Stella O'Malley

‘Boys and Girls’ by Stella O Malley, Sunday Independent 'Life' magazine, 13 July 2017

I could be a 42-year-old man. I could be walking around with a beard, with a deep voice and even, God forbid, with wedding tackle. The very thought of it chills me to the bone – in fact it makes me want to cry. Thankfully, I’m not a man; I’m a very happily married mother of two children and, these days, I’m very comfortable in my powerful femininity. But when I was a kid I was a misfit and I aggressively rejected my female identity.

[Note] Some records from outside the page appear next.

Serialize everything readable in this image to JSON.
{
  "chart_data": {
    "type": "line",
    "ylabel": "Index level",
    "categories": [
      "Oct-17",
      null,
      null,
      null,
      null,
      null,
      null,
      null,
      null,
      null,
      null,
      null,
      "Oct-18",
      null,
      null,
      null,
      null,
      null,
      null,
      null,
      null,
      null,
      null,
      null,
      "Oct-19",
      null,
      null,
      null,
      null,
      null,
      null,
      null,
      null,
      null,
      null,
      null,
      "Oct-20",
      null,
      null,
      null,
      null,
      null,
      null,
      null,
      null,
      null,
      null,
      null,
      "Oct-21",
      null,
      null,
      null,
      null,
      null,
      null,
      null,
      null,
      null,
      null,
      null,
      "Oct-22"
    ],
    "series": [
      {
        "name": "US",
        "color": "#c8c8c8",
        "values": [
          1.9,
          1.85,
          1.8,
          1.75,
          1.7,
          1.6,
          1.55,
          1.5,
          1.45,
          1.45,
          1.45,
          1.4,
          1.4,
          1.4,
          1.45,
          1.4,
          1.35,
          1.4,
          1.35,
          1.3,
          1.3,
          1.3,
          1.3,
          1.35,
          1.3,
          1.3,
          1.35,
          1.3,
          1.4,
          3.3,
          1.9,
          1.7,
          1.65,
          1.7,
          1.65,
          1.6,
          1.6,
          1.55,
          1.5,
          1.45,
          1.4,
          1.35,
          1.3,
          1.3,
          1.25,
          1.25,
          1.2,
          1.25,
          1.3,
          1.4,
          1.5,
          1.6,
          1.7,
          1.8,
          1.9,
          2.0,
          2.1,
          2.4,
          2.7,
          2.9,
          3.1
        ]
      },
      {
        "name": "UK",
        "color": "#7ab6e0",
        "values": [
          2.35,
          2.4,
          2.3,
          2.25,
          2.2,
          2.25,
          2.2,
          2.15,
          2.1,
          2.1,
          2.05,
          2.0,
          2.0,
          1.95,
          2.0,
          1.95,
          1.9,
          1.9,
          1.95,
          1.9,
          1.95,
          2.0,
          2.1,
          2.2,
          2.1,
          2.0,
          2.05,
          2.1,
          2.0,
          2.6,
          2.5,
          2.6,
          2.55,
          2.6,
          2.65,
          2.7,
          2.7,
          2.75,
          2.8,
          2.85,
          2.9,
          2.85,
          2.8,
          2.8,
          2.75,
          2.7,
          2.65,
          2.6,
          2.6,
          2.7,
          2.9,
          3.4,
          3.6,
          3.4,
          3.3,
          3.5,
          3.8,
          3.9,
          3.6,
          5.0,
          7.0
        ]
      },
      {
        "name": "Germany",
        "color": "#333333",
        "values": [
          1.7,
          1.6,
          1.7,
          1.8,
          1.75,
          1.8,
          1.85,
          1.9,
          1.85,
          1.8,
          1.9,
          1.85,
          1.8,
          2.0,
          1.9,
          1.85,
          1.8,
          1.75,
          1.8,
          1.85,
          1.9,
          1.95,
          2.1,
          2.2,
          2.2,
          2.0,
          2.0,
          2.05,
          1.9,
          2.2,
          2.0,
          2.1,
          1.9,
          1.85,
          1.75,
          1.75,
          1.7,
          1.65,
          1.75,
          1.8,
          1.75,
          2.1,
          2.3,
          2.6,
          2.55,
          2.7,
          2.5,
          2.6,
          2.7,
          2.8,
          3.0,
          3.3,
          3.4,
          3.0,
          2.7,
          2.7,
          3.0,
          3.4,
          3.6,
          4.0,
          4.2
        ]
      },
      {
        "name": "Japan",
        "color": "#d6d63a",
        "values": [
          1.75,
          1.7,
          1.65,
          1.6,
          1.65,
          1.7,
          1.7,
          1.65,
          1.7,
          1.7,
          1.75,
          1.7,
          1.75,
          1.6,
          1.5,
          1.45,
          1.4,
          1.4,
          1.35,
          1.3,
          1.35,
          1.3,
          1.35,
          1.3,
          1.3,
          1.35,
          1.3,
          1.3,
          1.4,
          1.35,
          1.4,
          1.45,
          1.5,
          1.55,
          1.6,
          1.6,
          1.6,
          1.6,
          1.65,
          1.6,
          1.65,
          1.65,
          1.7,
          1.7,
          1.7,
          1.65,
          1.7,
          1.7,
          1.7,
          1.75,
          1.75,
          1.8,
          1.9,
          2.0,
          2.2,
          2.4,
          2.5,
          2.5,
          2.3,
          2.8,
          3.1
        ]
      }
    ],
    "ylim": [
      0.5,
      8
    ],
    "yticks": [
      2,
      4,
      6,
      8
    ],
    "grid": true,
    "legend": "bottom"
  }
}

I was born in 1974 and I was an obsessive tomboy from as far back as I can remember. Everywhere I went I was asked the ubiquitous question, ‘Are you a boy or a girl?’ I never liked the question – I didn’t really feel like either at the time – but when pressed I would always answer, ‘A boy’. Although I was certainly considered a total freak while growing up in Blanchardstown in the 1980s most people just raised their eyebrows and let me get on with it. I was given the freedom to be a crazy mixed-up kid for a while – nobody suggested hormone therapy.

What concerns me is that had I been born 30 years later, hormone therapy would probably have been suggested – indeed if I was 12 today, I would certainly already be taking puberty blockers and I would be stalking internet sites requesting hormone therapy. I am fully sure that if I had been born 30 years later I would, without question, have transitioned from an unhappy female into a very unhappy male.